I understand your point and I don't disagree with it - completely. I think a public option is viable - as long as it is just that: an option. I should have the right to purchase better health coverage if I choose to pay. The original Obama plan would not have done that - I would have been pushed into the public option once my plan rolled over.
Also, while I agree that anyone who can pay for health insurance should be required to, via taxes if necessary, I do not think that those of us who i sacrificing to give our families the best coverage possible should be made to pay twice.
Michael,
I'm reading a really informative book called The Healing of America. The writer travels around the world and studies the variety of different ways health care is delivered. There are multiple ways from a full on socialist system like in Great Britain to the French and German systems that are based on private insurance. All can work if done correctly.
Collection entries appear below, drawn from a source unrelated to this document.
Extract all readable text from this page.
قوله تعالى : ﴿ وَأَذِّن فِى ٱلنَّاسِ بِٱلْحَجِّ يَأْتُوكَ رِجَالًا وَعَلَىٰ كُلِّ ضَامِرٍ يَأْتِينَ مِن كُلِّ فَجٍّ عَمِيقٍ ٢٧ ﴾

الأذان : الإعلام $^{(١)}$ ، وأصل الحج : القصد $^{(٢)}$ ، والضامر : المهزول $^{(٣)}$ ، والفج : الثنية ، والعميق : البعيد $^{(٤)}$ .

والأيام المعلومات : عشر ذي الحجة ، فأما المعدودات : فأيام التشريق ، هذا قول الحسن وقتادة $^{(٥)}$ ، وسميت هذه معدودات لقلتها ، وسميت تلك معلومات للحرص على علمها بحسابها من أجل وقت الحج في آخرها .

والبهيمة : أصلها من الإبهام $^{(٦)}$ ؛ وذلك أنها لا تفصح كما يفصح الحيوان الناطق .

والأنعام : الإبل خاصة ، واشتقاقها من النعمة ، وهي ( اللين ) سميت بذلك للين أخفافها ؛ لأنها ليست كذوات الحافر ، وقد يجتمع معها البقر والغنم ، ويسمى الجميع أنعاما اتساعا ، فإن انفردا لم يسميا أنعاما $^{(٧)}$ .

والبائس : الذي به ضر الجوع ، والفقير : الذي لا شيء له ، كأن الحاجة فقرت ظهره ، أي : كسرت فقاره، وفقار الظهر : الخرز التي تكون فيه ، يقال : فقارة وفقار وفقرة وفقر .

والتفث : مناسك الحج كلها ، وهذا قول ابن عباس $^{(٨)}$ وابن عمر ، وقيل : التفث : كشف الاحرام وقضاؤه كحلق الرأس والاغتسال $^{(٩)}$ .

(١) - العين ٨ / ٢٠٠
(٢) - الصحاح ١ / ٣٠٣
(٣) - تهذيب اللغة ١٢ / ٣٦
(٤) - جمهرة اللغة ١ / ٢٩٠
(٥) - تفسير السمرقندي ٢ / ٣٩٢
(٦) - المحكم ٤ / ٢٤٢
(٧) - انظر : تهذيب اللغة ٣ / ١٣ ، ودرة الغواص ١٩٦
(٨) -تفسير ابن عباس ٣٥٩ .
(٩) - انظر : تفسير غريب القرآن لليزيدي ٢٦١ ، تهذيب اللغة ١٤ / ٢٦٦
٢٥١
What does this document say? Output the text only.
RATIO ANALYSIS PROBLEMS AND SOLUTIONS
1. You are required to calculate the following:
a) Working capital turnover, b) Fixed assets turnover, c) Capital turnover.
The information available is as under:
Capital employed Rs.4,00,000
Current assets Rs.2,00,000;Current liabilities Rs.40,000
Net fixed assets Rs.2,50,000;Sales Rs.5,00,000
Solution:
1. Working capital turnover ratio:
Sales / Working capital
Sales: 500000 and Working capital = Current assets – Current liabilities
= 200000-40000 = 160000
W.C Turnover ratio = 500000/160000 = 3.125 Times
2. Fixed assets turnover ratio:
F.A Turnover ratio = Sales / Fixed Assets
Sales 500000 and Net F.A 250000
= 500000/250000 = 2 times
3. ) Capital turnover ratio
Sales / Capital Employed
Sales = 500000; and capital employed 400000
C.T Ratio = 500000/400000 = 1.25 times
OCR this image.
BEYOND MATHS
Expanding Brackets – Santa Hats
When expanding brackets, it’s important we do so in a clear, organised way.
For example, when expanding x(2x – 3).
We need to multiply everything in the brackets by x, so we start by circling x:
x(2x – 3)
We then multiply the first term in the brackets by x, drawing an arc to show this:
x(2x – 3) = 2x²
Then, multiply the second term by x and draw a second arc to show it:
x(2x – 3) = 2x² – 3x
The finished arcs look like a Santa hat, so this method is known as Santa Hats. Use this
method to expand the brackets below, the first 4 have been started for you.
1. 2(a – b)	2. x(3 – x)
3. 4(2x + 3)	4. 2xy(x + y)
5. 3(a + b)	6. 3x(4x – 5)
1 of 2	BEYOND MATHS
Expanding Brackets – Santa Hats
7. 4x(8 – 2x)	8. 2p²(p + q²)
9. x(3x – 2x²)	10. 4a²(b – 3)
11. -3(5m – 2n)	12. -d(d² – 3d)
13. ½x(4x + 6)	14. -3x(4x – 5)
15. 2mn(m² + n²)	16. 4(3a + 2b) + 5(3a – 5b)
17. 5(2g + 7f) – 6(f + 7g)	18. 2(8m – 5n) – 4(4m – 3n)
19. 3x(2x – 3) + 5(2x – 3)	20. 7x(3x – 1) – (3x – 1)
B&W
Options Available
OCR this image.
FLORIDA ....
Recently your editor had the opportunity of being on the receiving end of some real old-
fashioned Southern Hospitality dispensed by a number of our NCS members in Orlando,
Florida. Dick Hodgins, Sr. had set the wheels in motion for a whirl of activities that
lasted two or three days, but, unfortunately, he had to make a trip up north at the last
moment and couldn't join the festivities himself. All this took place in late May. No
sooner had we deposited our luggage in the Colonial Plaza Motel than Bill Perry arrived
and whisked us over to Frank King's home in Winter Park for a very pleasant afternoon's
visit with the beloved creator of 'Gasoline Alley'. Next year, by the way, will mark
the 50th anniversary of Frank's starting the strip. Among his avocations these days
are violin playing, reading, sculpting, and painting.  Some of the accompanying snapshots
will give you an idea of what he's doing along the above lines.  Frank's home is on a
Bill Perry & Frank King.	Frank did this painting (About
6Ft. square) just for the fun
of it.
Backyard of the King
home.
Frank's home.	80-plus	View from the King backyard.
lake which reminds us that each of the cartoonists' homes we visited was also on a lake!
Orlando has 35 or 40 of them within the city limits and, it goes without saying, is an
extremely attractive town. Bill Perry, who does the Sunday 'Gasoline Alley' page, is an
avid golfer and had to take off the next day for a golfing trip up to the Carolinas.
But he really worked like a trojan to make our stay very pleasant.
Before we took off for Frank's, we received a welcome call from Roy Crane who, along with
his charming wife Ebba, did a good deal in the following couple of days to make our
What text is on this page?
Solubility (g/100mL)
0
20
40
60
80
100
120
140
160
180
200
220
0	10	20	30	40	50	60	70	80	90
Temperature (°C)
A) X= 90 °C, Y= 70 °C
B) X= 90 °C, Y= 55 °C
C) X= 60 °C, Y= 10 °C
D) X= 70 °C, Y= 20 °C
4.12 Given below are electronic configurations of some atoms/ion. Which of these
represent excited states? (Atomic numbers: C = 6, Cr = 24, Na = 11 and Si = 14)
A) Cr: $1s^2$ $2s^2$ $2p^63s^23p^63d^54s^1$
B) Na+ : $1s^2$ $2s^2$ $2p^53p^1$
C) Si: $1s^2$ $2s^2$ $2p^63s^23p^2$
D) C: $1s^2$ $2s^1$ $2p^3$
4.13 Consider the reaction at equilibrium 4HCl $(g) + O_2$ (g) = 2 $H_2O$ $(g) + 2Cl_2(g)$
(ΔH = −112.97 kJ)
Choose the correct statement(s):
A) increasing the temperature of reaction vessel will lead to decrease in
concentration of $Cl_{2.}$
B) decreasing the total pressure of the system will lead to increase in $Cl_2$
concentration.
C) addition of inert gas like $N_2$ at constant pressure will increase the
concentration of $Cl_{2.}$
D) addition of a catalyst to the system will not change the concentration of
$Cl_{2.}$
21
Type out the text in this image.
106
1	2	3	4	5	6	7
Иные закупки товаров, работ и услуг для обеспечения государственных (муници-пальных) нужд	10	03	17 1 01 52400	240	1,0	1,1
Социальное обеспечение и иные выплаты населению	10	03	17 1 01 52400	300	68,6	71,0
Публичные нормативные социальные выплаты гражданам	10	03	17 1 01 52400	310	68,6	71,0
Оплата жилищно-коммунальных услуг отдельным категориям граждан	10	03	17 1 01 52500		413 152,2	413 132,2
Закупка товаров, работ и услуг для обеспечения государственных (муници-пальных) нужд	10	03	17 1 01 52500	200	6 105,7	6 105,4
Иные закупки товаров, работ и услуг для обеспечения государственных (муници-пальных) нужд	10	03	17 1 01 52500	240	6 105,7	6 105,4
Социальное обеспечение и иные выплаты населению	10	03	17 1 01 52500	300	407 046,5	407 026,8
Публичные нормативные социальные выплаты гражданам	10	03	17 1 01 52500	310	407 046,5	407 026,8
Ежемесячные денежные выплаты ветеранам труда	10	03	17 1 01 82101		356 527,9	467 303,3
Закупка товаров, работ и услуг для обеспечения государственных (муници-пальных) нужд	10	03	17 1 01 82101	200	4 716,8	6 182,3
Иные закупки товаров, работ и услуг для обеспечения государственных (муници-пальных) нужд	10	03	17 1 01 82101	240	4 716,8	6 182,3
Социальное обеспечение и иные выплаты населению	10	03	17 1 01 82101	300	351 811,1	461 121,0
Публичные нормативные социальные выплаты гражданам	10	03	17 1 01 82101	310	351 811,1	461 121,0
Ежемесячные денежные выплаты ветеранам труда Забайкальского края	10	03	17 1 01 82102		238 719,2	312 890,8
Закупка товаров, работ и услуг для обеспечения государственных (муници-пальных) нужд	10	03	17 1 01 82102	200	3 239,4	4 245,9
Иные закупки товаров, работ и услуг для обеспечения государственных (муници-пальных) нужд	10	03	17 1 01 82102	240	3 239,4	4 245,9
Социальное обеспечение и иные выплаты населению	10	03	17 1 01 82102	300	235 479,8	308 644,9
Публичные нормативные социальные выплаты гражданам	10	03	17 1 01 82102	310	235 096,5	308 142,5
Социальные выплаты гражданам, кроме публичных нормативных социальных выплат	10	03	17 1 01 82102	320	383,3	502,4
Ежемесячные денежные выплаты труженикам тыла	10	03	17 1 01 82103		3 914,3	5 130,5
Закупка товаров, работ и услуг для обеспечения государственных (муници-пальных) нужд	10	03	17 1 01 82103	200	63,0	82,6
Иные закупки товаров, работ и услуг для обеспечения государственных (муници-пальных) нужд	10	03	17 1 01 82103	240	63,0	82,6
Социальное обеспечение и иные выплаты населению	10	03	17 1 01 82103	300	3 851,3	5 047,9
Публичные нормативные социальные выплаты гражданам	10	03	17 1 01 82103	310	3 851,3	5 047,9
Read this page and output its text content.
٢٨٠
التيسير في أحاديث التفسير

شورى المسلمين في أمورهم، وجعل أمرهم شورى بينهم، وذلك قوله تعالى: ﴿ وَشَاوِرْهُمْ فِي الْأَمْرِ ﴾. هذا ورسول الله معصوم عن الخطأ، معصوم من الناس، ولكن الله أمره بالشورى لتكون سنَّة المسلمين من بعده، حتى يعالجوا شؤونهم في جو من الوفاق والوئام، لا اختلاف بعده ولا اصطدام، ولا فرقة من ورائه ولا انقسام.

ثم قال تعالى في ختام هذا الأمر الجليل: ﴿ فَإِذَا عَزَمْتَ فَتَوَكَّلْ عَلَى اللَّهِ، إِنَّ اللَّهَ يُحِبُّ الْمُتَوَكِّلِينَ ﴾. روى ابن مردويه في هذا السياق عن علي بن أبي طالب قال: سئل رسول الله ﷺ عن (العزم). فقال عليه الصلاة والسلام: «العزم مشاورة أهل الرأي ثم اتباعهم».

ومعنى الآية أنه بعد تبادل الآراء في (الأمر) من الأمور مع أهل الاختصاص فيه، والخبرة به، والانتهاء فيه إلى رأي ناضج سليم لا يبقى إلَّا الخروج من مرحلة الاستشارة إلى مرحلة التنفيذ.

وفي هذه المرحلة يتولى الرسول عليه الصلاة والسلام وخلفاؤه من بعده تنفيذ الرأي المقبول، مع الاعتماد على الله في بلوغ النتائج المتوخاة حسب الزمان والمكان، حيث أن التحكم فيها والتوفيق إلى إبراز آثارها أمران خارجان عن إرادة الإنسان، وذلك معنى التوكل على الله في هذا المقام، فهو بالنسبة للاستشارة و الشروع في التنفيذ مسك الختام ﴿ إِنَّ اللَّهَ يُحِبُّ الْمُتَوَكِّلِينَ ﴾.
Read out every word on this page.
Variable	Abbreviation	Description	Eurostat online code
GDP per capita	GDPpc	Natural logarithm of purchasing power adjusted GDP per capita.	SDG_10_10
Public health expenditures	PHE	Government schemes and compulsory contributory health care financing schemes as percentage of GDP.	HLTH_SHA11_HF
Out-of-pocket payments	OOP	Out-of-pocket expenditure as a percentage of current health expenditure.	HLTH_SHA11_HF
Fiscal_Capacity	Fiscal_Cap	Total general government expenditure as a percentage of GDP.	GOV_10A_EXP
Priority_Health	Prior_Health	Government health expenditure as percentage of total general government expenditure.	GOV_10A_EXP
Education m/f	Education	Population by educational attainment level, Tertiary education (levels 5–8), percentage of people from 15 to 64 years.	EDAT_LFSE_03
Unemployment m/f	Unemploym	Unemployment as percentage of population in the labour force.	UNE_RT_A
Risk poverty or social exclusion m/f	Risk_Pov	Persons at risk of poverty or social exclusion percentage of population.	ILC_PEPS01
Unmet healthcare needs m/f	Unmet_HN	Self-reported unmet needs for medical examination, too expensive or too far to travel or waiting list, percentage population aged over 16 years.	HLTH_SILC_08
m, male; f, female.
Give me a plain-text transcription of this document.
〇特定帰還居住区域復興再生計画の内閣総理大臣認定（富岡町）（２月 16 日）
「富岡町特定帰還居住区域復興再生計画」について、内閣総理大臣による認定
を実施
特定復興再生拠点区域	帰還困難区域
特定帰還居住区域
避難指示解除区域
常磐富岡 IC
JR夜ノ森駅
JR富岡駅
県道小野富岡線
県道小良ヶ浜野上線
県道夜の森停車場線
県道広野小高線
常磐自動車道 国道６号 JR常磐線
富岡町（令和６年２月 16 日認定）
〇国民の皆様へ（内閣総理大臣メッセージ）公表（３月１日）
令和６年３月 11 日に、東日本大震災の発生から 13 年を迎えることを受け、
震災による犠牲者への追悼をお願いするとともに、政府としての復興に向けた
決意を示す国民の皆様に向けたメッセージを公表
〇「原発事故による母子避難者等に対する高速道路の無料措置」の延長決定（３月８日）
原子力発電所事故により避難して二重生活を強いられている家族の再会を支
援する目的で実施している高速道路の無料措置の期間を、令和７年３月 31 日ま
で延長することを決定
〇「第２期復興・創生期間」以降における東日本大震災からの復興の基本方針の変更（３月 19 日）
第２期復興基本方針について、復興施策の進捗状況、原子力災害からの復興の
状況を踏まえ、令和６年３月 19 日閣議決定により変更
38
My preference is for a Canadian style system with a single payer government insurance and care provided by private sector doctors & hospitals. Still, I'm not wedded to that. I'd be happy with any system that provides insurance & adequate medical care for everyone.
I learned today that my brother-in-law may have to have his foot amputated. He got an infection and didn't go to a physician - he has no insurance - until it got so bad he couldn't wear a shoe. It may have been too late and he may lose his foot as a result. And the bills are much larger than they would have been if he had been able to see a physician when he needed one.